Michael Ledeen, described by The Nation as "one of the most influential
'Jinsans' in Washington" has been calling for "total war" against
"terror" - with "regime change" for Syria, Iran, Iraq, Saudi Arabia and
the Palestinian Authority. Mr Perle advises the Defence Secretary,
Donald Rumsfeld - who refers to the West Bank and Gaza as "the so-called
occupied territories" - and arranged the anti-Saudi "kernel of evil"
briefing by Laurent Murawiec that so outraged the Saudi royal family
last month. The Saudi regime may itself be in great danger as the
princes of the House of Saud attempt to seize more power for themselves
in advance of the depart-ure of the dying King Fahd.

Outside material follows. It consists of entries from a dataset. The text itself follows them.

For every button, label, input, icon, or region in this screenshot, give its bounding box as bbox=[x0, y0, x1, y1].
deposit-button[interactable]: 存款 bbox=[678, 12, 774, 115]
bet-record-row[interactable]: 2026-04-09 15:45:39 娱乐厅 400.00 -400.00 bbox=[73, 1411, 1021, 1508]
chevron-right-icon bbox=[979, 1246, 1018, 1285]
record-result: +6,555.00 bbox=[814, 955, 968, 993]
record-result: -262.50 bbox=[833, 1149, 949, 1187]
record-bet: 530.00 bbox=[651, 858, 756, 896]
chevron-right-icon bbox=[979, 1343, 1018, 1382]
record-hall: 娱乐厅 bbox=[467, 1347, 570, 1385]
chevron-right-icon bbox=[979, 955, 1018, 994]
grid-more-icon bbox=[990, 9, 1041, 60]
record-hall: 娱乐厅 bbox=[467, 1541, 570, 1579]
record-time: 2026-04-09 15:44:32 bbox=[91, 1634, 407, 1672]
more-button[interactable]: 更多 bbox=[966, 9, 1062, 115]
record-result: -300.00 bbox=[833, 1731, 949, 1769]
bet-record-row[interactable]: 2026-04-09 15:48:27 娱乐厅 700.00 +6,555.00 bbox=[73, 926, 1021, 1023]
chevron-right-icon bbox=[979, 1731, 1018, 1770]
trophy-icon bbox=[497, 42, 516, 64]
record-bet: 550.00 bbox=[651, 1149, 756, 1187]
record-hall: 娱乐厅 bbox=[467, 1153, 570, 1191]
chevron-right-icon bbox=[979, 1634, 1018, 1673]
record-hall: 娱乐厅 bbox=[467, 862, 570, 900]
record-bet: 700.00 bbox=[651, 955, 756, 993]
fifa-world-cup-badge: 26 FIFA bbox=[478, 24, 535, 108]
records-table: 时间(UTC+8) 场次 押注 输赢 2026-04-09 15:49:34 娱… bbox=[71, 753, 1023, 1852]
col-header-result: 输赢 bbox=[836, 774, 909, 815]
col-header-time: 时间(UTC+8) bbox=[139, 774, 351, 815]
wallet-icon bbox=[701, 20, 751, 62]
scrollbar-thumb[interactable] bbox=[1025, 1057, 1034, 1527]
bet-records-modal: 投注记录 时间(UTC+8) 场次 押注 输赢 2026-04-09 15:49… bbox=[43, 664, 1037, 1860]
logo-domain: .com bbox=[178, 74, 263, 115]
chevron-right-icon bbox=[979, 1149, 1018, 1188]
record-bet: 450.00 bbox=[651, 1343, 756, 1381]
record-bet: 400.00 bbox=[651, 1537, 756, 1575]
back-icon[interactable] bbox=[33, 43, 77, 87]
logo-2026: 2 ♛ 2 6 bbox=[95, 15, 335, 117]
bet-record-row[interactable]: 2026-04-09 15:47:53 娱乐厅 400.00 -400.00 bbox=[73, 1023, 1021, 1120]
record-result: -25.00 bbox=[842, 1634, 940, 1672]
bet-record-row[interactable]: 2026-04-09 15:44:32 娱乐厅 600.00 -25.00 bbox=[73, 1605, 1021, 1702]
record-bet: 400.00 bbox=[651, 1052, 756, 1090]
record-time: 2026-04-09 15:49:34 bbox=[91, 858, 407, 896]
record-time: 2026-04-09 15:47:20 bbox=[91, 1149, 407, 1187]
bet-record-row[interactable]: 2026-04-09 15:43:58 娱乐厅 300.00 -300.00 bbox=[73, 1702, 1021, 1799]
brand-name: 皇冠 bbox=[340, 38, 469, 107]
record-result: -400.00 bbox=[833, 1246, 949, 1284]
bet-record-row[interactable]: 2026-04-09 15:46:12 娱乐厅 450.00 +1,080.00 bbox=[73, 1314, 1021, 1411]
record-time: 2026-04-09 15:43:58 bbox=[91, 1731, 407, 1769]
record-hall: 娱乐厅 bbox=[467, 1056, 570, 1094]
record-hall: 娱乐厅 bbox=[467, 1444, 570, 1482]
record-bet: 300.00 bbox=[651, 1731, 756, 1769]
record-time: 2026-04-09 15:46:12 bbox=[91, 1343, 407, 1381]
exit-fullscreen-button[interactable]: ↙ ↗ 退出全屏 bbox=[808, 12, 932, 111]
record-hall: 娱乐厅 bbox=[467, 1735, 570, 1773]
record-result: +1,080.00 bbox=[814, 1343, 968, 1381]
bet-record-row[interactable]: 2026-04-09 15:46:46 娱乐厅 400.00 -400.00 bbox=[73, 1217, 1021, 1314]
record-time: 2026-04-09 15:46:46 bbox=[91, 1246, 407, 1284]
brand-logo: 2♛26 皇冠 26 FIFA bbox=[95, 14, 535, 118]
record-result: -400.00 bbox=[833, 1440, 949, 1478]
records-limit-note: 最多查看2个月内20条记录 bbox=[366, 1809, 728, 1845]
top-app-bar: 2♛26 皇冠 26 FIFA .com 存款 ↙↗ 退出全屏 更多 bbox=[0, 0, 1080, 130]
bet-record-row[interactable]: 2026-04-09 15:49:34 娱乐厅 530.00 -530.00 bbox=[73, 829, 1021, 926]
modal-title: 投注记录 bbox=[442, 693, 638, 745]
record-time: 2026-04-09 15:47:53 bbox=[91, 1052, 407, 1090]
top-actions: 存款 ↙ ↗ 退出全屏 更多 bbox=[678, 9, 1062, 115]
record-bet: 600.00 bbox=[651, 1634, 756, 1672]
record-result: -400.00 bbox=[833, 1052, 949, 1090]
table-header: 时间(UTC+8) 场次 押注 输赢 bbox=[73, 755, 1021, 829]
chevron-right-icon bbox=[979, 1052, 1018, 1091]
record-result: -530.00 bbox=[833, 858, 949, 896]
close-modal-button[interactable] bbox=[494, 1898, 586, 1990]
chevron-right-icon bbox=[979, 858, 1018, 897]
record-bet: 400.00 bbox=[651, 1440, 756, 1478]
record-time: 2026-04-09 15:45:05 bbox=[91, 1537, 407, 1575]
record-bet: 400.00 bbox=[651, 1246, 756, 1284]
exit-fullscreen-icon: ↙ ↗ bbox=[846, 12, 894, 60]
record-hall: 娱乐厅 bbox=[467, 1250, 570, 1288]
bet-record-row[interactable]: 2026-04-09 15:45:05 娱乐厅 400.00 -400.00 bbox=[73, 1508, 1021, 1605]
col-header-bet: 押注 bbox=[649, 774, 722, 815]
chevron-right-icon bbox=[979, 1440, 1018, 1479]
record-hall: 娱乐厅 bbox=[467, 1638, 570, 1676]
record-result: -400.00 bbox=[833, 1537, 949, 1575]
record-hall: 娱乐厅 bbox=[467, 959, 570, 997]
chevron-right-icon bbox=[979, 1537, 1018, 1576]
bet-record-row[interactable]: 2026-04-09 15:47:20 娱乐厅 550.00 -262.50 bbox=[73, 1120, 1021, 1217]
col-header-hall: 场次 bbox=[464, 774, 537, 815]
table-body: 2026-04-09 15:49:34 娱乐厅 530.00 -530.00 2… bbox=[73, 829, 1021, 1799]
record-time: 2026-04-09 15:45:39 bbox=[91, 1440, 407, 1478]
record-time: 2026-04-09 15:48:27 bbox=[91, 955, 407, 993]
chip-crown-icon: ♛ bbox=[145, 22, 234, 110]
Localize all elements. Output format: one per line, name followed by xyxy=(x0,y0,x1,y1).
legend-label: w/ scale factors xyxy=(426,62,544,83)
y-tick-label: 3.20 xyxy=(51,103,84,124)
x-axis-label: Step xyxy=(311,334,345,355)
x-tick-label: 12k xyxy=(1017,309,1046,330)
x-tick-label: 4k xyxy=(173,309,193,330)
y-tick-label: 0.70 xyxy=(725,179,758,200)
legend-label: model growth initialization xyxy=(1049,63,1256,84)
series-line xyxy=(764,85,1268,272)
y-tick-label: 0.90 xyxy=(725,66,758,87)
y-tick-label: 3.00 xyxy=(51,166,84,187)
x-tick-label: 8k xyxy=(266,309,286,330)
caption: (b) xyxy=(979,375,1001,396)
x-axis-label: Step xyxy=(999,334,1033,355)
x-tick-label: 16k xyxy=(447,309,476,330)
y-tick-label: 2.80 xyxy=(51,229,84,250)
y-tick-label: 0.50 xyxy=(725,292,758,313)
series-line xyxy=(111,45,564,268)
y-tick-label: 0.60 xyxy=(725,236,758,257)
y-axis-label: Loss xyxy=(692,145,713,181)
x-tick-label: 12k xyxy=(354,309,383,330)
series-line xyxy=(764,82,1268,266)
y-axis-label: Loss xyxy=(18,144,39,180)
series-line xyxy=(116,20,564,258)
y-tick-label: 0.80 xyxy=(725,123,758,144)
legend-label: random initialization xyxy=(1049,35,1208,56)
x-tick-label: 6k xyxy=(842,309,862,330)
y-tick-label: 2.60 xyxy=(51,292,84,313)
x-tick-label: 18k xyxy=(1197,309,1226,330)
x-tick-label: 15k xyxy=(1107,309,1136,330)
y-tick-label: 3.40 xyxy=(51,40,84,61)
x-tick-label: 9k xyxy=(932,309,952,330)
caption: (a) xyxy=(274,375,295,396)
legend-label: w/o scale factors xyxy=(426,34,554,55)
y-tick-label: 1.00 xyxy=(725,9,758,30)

Jinsa's website says it exists to "inform the American defence and
foreign affairs community about the important role Israel can and does
play in bolstering democratic interests in the Mediterranean and the
Middle East". Next month, Michael Rubin of the right-wing and
pro-Israeli American Enterprise Institute - who referred to the outgoing
UN human rights commissioner Mary Robinson as an abettor of "terrorism"
- joins the US Defence Department as an Iran-Iraq "expert".

According to The Nation, Irving Moskovitz, the California bingo magnate
who has funded settlements in the Israeli-occupied territories, is a
donor as well as a director of Jinsa.

President Bush, of course, will not be talking about the influence of
these pro-Israeli lobbyists when he presents his vision of the Middle
East at the United Nations on Thursday.

Nor will he give the slightest indication that the region is, in the
words of its own kings and dictators, a powder keg of resentment and
anger. The tectonic plates of the Arab world are now grinding with
increasing violence. Into this political earthquake zone, Mr Bush now
seems intent on leading his country, with his loyal British ally.

Most of today's Arab nations were fashioned out of the ruins of the
Ottoman Empire by Britain and France in the aftermath of the First World
War - and Palestinians still blame Britain today for supporting the
formation of a Jewish homeland in Palestine.

Both European nations stationed tens of thousands of troops across the
region, suppressing Arab revolts in Palestine, Syria and Lebanon -
itself created by the French at the request of its Christian Maronite
community. The whole colonial framework led to the loss of tens of
thousands of lives before both the British and French retreated from the
Middle East.

Now President Bush seems set on following the colonial powers into the
region for another military and political adventure - ostensibly to
spread "democracy" among those nations it most despises (Iraq, Palestine
and Iran) but in fact more likely to increase American control of an
increasingly anti-Western Arab world.

The Arabs themselves warn that this will lead to massive instability and
widespread violence. The Israelis - and their allies in the US
administration - are hell bent on the whole shebang.